Словно в тумане - путь до больницы, суета людей в белых халатах, захлопнувшиеся двери реанимации. И лишь одна не то мысль, не то молитва: “только бы все обошлось”.

- Что с ней? - донесся будто издалека голос Леоновского.

- Пыталась покончить с собой, - с трудом ответил майор. Казалось, он был сейчас не здесь, в этом пропахшем лекарствами коридоре, а там, где сейчас шла борьба за жизнь самого дорого для него человека. Его сознание словно раздвоилось: одна часть молила неизвестно кого, чтобы Катя осталась жива, а другая изнывала от боли, чувства вины, тягостных воспоминаний. Почему его не было с ней, почему ему даже не приходила в голову мысль, что Катя может решиться на такой поступок? Неужели настолько привык считать ее сильной, “железной”, способной вынести что угодно? Да нет, наоборот, Чиглинцев знал ее лучше, чем кто-либо другой, знал то, что она не позволяла узнать больше никому. Так неужели невозможно было предположить, какие могут быть последствия всего, что она пережила? Подобное огромный удар для любой женщины, а тем более такой, как Лаврова: гордой, несгибаемой, привыкшей всегда и во всем, в любых обстоятельствах, быть настоящей королевой. Она не умела проигрывать; тем более не могла даже представить, как ее может сломить судьба в лице какого-то урода, для которого все ее унижения были только развлечением. Чиглинцев подумал, что предпочел бы сам сто раз умереть, чем позволил, чтобы с его Катей случилась хоть крошечная доля того, что ей довелось пережить.
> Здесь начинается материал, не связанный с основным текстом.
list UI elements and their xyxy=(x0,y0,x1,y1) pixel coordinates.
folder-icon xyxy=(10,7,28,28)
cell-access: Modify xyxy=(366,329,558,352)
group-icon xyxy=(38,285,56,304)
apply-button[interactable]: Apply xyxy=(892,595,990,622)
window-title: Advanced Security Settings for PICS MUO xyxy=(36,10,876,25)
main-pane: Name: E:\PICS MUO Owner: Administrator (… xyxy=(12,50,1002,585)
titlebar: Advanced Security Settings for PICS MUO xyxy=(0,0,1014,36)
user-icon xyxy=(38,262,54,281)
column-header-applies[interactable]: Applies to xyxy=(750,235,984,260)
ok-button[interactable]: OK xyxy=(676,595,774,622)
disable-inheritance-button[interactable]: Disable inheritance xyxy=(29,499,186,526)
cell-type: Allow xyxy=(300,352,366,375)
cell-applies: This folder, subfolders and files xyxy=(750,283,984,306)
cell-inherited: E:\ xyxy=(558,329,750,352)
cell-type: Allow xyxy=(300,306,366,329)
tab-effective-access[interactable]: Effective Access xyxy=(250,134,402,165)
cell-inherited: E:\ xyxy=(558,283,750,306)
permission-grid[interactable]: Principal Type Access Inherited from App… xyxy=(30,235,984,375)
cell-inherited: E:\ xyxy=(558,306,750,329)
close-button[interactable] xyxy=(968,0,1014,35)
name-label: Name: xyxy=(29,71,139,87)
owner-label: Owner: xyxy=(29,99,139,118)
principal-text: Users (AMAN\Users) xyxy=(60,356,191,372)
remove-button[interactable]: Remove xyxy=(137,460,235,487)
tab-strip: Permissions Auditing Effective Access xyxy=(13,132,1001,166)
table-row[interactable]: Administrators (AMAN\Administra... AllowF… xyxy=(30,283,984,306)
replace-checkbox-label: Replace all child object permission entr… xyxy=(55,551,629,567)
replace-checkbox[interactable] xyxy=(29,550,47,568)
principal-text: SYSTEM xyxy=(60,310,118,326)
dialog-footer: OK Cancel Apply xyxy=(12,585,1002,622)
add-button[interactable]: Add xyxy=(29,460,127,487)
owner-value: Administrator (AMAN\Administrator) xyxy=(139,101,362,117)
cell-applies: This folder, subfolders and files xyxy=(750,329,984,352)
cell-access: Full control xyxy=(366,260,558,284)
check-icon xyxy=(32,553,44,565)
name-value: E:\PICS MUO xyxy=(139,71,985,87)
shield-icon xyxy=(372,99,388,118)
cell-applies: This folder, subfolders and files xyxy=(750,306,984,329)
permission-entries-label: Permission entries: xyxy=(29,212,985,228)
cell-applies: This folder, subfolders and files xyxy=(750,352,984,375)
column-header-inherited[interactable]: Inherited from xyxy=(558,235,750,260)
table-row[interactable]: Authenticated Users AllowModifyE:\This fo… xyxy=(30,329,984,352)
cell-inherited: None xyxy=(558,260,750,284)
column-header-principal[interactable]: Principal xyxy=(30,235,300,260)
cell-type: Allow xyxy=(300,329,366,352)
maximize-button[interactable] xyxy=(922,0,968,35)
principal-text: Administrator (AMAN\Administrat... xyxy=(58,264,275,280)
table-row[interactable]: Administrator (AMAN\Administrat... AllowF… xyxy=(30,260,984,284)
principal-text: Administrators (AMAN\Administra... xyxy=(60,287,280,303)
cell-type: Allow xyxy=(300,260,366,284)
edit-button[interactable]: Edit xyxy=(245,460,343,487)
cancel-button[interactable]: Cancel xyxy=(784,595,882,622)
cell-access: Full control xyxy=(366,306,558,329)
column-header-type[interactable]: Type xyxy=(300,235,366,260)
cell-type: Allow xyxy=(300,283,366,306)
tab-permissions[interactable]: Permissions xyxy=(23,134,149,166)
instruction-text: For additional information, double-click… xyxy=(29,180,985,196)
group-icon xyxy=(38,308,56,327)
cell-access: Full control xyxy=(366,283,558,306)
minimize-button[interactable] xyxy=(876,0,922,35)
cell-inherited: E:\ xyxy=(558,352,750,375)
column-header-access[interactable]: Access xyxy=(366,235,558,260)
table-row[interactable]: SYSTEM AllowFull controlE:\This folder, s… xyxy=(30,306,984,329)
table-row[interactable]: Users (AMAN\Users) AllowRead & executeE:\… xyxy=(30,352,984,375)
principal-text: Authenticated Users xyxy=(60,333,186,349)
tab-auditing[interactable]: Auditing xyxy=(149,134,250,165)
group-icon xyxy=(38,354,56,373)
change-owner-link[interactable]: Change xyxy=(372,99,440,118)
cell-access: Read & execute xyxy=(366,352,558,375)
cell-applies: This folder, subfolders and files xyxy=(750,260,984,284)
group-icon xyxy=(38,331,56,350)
Примерно такие же мысли крутились в голове у Леоновского, нервно расхаживающего по коридору. Он так же винил себя в случившемся, снова и снова вспоминая, как ушел тогда, оставил любимую женщину в самый тяжелый момент. Да, он не знал тогда всей правды, но разве это может служить оправданием? И сейчас он обещал себе, что сделает все, чтобы Катя забыла о том, что с ней случилось. Вот только неприятно царапало на краешке сознания: а если она не выживет?

- Ну что, доктор? - почти закричал Чиглинцев, первым увидевший выходящего из реанимации врача.

- Мы сделали все, что могли.

Майору показалось, что его сердце на несколько мгновений перестало биться.

- Что? - уже еле слышно повторил он.

- Больная без сознания. Когда придет в себя - неизвестно. Состояние крайне тяжелое.

Хорошо, что вы вовремя вызвали нас и оказали первую помощь…

- К ней можно? - одновременно спросили майор и адвокат.

Доктор посмотрел с сомнением.

- Хорошо, только недолго.

Мужчины вошли в палату. Леоновский замер у двери, пораженный видом Кати. Побелевшие губы, темные круги под глазами, бледность на грани прозрачности… Казалось, он видел сейчас не ту женщину, которую знал, а какой-то бледный эскиз или призрак, способный в любой момент исчезнуть, растаять без следа. Леоновский не мог поверить, что это именно она, его королева, как он привык мысленно называть ее.